Medtronic's management also expects revenue growth to remain stable in the coming quarters as short-term headwinds fade. In the medical device market, the company has a lot of potential. According to Fortune Business Insights, this market could grow at a compounded rate of 5.5% between 2022 and 2029, when it is estimated to reach $719 billion.
Furthermore, Medtronic has now expanded into the burgeoning robotic surgery industry. The Hugo RAS system, its robotic-assisted device, has been approved for use in international markets. The company saw Hugo garner positive sales momentum in global markets, according to management. Hugo was also used the first robotic-assisted urological procedure in the United States in December.

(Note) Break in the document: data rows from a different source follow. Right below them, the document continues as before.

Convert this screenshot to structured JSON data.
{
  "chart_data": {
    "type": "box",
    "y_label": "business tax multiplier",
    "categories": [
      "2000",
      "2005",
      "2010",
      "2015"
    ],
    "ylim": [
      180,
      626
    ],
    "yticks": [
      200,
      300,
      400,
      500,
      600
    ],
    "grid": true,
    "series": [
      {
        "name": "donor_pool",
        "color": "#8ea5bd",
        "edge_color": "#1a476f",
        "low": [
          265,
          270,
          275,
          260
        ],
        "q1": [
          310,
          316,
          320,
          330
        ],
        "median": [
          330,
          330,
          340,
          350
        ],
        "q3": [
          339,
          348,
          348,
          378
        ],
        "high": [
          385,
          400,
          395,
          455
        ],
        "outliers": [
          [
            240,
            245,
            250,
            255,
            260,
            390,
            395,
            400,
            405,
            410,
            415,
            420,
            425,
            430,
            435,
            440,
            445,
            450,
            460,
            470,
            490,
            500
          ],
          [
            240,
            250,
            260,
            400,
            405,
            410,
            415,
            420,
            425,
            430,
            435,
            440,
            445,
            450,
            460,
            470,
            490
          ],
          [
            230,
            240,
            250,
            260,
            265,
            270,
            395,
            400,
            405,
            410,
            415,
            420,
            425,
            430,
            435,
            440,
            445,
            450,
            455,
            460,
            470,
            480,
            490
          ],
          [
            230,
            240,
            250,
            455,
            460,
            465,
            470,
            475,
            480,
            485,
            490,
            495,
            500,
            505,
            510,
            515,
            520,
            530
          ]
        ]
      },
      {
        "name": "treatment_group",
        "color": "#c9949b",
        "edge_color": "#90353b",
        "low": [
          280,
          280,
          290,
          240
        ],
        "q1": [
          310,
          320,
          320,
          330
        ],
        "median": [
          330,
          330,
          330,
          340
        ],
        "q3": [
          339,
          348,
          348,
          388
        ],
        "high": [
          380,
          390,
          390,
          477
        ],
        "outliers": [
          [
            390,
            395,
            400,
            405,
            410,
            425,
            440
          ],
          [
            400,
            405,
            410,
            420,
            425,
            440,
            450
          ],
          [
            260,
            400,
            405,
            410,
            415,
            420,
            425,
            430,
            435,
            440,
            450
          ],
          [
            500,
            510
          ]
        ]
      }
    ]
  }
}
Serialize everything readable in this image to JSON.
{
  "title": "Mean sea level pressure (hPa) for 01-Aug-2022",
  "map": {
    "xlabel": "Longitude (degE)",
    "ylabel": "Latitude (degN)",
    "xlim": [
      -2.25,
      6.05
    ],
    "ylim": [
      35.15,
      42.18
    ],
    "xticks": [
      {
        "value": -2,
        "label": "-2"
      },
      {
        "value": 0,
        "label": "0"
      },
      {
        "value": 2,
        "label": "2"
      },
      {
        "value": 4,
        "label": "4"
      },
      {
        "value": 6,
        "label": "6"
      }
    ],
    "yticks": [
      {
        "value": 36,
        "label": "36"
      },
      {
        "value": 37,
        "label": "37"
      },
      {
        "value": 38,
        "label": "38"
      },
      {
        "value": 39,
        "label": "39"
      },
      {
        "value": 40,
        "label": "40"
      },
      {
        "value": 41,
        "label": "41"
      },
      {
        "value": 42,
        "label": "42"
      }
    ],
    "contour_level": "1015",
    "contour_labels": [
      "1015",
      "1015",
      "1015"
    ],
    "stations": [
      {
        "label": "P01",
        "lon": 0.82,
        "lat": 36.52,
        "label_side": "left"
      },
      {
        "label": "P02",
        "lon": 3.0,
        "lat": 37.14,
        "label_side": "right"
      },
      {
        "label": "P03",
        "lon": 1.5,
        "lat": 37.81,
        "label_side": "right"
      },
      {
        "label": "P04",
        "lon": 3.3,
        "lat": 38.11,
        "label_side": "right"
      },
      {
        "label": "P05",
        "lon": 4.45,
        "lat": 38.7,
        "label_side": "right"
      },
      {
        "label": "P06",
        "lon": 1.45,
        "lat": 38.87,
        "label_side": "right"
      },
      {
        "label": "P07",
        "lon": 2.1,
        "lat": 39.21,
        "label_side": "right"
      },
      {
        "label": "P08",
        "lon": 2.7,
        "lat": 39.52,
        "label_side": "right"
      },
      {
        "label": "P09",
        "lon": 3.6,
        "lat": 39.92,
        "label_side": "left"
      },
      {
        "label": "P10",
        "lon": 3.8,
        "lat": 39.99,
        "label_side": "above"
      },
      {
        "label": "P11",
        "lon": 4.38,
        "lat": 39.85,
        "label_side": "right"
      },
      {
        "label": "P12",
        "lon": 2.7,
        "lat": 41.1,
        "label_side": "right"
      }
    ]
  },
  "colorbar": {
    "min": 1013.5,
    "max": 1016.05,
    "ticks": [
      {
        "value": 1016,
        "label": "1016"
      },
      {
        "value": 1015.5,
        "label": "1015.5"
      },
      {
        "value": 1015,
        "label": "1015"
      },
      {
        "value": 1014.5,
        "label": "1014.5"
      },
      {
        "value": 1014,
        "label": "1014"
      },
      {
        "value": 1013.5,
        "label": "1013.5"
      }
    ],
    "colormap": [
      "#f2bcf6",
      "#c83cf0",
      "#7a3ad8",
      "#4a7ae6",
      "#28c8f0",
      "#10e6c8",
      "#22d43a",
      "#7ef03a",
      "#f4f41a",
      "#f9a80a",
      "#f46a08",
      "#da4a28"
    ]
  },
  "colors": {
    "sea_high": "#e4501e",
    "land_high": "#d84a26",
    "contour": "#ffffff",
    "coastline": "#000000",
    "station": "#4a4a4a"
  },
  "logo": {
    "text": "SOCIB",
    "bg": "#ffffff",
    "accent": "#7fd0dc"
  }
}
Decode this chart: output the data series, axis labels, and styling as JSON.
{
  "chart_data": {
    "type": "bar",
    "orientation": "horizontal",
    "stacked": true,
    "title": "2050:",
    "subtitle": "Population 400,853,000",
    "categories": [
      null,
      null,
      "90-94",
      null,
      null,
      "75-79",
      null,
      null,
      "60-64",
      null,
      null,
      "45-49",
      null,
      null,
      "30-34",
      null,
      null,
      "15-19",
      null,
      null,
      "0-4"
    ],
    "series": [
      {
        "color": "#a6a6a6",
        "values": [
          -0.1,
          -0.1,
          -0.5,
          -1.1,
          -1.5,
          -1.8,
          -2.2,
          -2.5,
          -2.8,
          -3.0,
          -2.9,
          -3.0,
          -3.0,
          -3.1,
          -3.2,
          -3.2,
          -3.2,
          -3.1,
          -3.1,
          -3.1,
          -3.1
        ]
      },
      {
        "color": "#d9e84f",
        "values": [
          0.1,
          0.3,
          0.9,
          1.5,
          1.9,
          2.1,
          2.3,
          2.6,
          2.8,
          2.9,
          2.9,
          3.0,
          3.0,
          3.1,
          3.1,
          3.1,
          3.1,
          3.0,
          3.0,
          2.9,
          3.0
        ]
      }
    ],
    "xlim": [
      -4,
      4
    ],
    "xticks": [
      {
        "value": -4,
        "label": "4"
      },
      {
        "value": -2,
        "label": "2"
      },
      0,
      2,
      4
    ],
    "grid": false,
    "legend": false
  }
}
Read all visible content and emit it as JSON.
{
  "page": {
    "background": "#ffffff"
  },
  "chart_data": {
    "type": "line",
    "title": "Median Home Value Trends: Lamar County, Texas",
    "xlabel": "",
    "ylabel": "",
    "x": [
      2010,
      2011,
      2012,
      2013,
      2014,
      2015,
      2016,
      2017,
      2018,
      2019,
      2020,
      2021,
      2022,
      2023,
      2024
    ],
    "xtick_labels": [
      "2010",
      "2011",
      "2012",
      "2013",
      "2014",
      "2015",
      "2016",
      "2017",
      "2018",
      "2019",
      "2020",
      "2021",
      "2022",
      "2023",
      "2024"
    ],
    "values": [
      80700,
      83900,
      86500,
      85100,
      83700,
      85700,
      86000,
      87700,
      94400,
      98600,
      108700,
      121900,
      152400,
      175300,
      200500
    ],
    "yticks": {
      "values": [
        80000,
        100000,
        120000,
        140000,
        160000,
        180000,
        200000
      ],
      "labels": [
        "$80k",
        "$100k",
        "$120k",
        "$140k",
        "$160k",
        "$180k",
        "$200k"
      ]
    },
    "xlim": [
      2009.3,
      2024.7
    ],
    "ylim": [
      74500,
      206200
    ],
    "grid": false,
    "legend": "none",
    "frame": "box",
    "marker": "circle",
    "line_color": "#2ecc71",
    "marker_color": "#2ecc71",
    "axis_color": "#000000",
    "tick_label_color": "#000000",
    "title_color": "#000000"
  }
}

Trading at around $83 a share, Medtronic's diverse product portfolio and consistent dividend payouts make it an appealing healthcare stock.
3. Cresco Labs
Illinois-based Cresco Labs (CRLBF -1.21%) may have slightly fewer dispensaries than some of its larger competitors, but that's not stopping the cannabis company from firing on all cylinders. Cresco's revenue for fiscal year 2021 (ended Dec. 31, 2021) was $822 million. The company should report 2022 results in March, but its trailing 12 month revenue is $860.89 million.
The company could get much bigger once it completes its acquisition of another cannabis company, Columbia Care. The deal should close at the end of first quarter 2023 and will add another 130 dispensaries to Cresco's portfolio.
The company is also working on long-term profitability by closing underperforming facilities to save money. This strategy weighed on its most recent quarterly results. Adjusted EBITDA fell to $42 million in the third quarter (ended Sept. 30), down from $56 million the previous year, while revenue fell 2% to $210 million. However, management says Cresco should benefit in the long run, growing market share in key state markets as Pennsylvania, Ohio, and Florida look to legalize cannabis.
Cresco has not yet entered international markets, but this could happen sooner rather than later. While federal legalization in the United States appears to be a long shot, the international cannabis market is enormous. Allied Market Research estimates that by 2031, the rapidly expanding global cannabis market could be worth $149 billion.
Expect strong and stable companies like Cresco to continue spreading their roots. Cresco is currently trading for $1.74 and is valued at 0.61 times sales, indicating that it is likely undervalued and making now an excellent time to buy.